Re: Finding out Processor Usage
by Joost (Canon) on Apr 11, 2004 at 09:20 UTC
    If I want to check cpu usage and related info quitly, I go for vmstat, which will give you, amongst other info, the % idle, system and user time, or vmstat 1 which will do the same, but polls every second.

    The output of vmstat should not be difficult to parse, though I don't know if it's available everywhere (or gives output in the same format).

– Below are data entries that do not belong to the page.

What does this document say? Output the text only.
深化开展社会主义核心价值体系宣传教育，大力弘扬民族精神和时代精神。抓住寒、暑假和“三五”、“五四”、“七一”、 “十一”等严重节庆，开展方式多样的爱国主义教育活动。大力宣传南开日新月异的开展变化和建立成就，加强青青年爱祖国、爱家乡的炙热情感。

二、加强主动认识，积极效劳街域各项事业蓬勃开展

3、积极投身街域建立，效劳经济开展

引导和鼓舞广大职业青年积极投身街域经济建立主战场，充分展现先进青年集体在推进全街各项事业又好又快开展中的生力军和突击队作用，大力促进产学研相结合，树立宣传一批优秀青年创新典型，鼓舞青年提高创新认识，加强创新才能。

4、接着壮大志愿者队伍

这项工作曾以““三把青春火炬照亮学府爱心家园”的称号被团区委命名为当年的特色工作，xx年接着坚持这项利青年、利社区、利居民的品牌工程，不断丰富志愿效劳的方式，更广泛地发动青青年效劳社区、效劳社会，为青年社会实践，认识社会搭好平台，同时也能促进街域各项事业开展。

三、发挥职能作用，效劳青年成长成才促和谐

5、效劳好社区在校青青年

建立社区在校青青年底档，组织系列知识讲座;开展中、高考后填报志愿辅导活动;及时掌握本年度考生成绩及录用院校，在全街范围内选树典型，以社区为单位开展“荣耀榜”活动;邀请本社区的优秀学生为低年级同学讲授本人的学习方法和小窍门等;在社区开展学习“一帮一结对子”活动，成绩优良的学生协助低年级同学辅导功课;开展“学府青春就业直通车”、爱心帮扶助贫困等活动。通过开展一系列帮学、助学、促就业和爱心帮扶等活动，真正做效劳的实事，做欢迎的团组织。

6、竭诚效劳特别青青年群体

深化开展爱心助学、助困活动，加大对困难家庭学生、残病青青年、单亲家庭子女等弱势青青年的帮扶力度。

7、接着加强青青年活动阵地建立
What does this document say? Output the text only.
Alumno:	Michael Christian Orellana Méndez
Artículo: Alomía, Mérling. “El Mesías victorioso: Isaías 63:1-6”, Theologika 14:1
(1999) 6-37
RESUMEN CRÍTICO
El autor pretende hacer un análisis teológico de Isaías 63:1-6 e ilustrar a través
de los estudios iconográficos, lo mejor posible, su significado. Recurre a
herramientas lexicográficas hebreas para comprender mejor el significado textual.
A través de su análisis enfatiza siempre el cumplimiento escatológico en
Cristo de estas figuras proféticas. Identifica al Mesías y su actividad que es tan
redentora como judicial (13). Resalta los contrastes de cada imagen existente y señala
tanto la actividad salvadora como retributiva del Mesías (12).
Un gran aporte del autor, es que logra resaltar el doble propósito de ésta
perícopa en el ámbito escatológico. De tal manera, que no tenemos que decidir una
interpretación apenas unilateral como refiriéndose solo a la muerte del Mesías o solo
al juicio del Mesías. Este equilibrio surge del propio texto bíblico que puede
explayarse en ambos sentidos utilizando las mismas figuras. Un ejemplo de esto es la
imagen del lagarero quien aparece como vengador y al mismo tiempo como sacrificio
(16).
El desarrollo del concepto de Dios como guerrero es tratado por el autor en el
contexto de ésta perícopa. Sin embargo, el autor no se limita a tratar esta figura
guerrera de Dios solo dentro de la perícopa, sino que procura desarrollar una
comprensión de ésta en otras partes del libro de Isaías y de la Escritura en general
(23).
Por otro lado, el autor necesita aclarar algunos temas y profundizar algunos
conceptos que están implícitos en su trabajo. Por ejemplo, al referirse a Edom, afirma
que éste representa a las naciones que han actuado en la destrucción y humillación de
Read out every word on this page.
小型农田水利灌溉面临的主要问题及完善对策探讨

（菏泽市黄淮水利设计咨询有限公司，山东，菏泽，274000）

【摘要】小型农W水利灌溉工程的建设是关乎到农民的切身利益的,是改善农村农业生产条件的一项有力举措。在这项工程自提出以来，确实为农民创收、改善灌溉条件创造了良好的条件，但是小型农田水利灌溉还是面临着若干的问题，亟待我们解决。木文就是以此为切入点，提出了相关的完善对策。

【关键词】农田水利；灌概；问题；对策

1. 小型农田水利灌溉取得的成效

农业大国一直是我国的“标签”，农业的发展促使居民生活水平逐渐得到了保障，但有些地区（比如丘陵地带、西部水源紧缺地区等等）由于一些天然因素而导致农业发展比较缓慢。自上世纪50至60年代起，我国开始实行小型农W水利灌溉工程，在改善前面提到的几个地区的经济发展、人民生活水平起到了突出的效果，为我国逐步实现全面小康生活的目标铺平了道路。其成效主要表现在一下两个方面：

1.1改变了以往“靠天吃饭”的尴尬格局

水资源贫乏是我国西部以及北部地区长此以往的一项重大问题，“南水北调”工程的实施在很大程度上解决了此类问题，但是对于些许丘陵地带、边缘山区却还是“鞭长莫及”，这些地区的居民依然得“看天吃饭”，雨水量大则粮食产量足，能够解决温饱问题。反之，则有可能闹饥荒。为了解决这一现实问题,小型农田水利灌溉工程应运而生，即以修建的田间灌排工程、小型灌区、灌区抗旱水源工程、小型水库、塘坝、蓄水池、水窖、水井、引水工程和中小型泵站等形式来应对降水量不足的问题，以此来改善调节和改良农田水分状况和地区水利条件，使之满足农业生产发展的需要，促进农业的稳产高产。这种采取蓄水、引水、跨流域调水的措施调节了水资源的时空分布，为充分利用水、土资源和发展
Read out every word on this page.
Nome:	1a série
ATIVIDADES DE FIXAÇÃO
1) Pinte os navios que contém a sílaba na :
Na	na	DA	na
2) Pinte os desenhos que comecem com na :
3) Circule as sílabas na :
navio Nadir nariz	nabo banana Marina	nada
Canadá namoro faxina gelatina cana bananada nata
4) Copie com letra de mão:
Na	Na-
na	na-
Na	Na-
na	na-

    One thing to watch out for, though, is that AFAIK it can produce "counter intuitive" results (like a maximum of 50% in fairly common cases) when you have intel hyper-threading cpu's.

    HTH,
    Joost.

Re: Finding out Processor Usage
by logan (Curate) on Apr 11, 2004 at 18:58 UTC
    Your best bet is sar. It's available for Linux, Solaris, Irix, HP-UX, AIX, the dreaded SCO, and probably more *nix. Sar comes with a ton of options for customizing output, so it's my main tool for measuring system performance. I wrote my own wrapper for parsing out only what I needed using a simple split (sorry, work won't let me share), then I printed everything to a file as comma-separated values, making it easy to process the data into reports, graphs, what have you. There's also a good article (code included) here about using Gnuplot to generate graphs from sar output.

    -Logan
    "What do I want? I'm an American. I want more."